I asked Claude Code (using Opus 4.5) to write me a program that trains a neural net a la AlphaGo to play Hnefatafl. After some back and forth, when Claude understood what I wanted, it wrote some code to implement this.
As I understand it, this has been done before by humans, but I am not sure if an AI has ever written code from scratch to implement this. So the question is, will any training run generated by this program be able to beat me at Hnefatafl? If the program is able to beat me 6/10 games, with 5 as the attackers and 5 as the defenders, within 150000 games of training, this resolves yes. If it isn't able to do this within 150000 games of training, this resolves no. If the code has bugs that prevent meaningful training that become clear, I will resolve no early.
Some details: I am using an 11x11 board, with the king needing to be surrounded on all 4 sides (or 3 sides and a wall or the throne) for the attackers to win the game. The king must reach the corner for the defenders to win the game. I know there are many variations on the Hnefatafl rule set, so if anyone wants clarifications on what the exact ruleset I am using is, ask a question in the comments.

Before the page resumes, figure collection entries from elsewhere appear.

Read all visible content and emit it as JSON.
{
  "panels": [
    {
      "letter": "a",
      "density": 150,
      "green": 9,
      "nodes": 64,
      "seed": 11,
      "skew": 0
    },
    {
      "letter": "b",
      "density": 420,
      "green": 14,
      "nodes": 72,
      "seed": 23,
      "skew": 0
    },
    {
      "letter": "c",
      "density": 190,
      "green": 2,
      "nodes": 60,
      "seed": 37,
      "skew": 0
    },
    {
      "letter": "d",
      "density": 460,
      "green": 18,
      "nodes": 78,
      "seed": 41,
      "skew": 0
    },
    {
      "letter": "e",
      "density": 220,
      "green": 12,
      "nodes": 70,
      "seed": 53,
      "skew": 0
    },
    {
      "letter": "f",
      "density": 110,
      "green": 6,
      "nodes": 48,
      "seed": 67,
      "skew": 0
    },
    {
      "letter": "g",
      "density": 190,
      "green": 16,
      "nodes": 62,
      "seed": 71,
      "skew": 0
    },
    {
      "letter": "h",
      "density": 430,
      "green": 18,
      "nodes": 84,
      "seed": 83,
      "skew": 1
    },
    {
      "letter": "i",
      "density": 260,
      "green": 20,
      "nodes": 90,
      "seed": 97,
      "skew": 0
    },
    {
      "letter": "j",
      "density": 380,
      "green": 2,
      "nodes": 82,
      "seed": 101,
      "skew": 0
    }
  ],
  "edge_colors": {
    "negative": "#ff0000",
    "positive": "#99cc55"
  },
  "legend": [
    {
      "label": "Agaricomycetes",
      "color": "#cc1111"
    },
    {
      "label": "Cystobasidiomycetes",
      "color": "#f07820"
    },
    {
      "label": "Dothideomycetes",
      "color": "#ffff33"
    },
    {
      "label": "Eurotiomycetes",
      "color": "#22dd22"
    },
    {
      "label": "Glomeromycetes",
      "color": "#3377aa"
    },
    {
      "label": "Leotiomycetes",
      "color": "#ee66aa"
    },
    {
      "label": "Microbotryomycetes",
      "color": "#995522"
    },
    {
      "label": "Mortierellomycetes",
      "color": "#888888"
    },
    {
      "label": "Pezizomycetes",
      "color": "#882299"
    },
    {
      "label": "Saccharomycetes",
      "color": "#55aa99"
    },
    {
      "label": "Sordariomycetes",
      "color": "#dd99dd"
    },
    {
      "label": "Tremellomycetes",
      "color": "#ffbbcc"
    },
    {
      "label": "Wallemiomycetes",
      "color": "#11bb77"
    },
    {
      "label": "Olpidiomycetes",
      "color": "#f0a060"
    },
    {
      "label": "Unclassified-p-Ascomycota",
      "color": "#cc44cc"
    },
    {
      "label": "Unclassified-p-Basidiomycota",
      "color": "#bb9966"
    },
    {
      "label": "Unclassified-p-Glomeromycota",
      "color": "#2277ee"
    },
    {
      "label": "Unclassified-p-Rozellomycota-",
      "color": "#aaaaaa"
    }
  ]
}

I consider myself to be a Hnefatafl player of amateur to intermediate skill (I know basic strategy, but only through my own experience playing the game, not through any actual well thought through research or practice).

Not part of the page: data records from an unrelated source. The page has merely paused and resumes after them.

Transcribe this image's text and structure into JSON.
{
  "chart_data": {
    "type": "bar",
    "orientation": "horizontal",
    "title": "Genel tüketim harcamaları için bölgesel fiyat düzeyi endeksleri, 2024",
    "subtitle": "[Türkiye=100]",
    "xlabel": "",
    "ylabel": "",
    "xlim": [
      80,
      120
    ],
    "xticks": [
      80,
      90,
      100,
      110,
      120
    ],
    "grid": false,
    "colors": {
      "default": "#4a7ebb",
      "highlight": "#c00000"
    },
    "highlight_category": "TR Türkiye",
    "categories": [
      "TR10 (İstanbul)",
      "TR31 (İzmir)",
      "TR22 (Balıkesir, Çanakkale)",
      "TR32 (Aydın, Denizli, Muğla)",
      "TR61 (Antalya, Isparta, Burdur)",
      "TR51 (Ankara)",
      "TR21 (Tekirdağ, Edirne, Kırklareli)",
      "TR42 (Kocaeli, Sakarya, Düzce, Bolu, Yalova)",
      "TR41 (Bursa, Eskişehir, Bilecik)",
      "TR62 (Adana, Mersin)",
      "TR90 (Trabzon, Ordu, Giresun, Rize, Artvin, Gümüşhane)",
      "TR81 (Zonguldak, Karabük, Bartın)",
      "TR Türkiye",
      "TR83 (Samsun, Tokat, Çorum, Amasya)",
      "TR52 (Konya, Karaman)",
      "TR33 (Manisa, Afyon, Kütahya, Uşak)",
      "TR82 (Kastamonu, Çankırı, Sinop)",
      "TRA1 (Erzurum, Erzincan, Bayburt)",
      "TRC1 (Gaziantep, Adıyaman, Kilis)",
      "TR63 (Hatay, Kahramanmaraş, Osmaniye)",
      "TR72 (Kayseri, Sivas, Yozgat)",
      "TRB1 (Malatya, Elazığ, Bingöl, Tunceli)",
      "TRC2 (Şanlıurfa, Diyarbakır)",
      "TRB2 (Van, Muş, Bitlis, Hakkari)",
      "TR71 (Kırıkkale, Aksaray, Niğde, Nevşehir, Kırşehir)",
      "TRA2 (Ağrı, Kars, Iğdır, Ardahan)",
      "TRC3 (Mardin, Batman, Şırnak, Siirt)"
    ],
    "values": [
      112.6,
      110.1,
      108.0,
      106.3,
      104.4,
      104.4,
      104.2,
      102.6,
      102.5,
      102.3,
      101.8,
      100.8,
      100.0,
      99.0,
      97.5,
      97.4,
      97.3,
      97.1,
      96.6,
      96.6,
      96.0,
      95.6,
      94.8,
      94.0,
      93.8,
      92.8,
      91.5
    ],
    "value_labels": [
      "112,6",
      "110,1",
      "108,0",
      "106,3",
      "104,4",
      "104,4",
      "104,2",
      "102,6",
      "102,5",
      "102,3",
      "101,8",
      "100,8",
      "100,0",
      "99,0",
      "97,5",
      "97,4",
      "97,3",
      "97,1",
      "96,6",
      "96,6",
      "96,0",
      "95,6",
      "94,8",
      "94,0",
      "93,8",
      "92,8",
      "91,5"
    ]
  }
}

I may adjust the closing time of this market depending on how long the training run actually ends up taking. The training run is taking place on my crappy laptop so will be very slow. I will answer questions about how the training run is going on request, and will also answer questions about Claude's implementation choices on request.
I will not trade on this market because of asymmetric information advantages, and also to prevent me from having a stake in throwing the games.